Já que os dias andam curtos, vai uma crítica velha de um filme que não envelhece, da época que eu tentava emprego no Omelete.
Francis Ford Coppola devia estar bem acostumado a adjetivos como “megalomaníaco” durante as 370 horas de filmagens nas Filipinas de sua obra Apocalypse Now. Meses de esforço, rios de dinheiro e muita teimosia foram necessários para finalizar o filme a tempo do festival de Cannes de 1979. Mesmo com a Palma de Ouro nas mãos, o diretor e produtor considerou o filme “a work in progress”, devido à pressa na montagem da obra.

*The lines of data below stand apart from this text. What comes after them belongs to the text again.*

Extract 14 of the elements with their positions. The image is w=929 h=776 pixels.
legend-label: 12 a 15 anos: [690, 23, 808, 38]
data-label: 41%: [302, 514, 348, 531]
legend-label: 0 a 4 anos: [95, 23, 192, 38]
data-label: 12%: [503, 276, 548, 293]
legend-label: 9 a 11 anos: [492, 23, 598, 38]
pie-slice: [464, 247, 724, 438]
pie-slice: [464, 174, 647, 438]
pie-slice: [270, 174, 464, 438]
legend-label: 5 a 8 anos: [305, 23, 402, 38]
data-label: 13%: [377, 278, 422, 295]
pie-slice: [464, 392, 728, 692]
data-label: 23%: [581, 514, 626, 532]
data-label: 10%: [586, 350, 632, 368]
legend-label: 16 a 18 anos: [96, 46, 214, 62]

Vinte e dois anos depois somos agraciados com bem mais do que um novo “director’s cut” caça-níqueis de um sucesso de Hollywood, como exorcistas e ETs afins. Redux, em latim, significa algo que foi trazido de volta, resgatado. Assim está Apocalypse Now Redux: reeditado, remixado, restaurado, talvez o melhor termo seja repensado. Agora podemos ver 53 minutos que escaparam à primeira versão, espalhados em muitas cenas que acrescentam muito à densidade do filme.
Densidade, aliás, é o que não falta à obra. Vários filmes poderiam ser tirados de Apocalyspe. A grande estetização da guerra das cenas como a do ataque dos helicópteros a uma vila vietnamita ao som de Wagner e a da batalha num posto avançado, com direito a trincheiras e pedido de ajuda pelo rádio já renderiam boa bilheteria por si sós (alguém se lembra de Falcão Negro em Perigo?). A discussão sobre a necessidade do conflito armado e o envolvimento forçado dos soldados com uma guerra que não lhes pertence (linha mestra do outro clássico do Vietnã, Nascido Para Matar) e que pode ser visto em personagens como Chef, o hippie de New Orleans que só queria aprender a cozinhar, ou em cenas como o encontro com a orgulhosa família de colonizadores franceses, onde o lado mais politizado do filme transparece, também fariam outro (bom) filme inteiro.
Mas o créme de la créme do filme é mesmo a adaptação (bastante fiel, vejam só) da pequena obra-prima de Joseph Conrad, Coração das Trevas. O Marlow do Império Britânico deu lugar ao Willard do exercito americano. Ambos foram imbuídos da difícil tarefa de subir o rio em direção ao inferno, encontrar e destituir o tirano, mas ainda assim genial e intrigante capitão Kurtz de seu pequeno império no coração das trevas. Quanto mais Marlow/Willard se embrenha na escuridão da não-civilização, quanto mais medo e destruição se passam ao seu redor, mais fascinado por Kurtz ele fica, mais ele compreende seus métodos, mais ele se transforma, de certa forma, em seu algoz. A estranha fortaleza de Kurtz e sua pequena legião de súditos que parecem estar em transe preparam os nervos até que o encontro com Kurtz finalmente acontece, e toda a genialidade de Vittorio Storato, o diretor de fotografia, aparece: Curiosos, ouvimos a voz assustadora de Marlon Brando, fraca, modulada, filosofando e questionando Willard e esperamos a câmera enquadrá-lo. Ele está deitado, e ainda não se vê seu rosto. Finalmente, ele se levanta. Dá para ver sua cabeça raspada, mas seu rosto está imerso numa sombra angustiante. Ainda por algum tempo a sombra permanece, até a primeira frase mais ameaçadora ser pronunciada e seus terríveis olhos azuis finalmente aparecerem. É de gelar a espinha...
Isso tudo sem falar no Robert Duvall bombardeando uma aldeia para ter onde surfar, no Dennis Hopper tentando provar a grandiosidade do capitão Kurtz, nas coelhinhas da Playboy e na maravilhosa The End, da banda The Doors na abertura do filme.
Toda essa multiplicidade de temas e riqueza de detalhes, porém, acaba por se tornar talvez seu maior defeito. Uma obra tão complexa precisa estar muito bem amarrada para conduzir o espectador por mais de três horas. Quando se está na fortaleza de Kurtz, à luz oblíqua, é difícil lembrar do “Cheiro de Napalm pela manhã” do início do filme. Apocalypse Now Redux é mais denso que o próprio livro que o inspirou. Pode ser necessário parar e respirar fundo antes de continuar para, sem sobrecarregar a mente, se absorver todo o conteúdo. Só não dá pra ficar sem ver.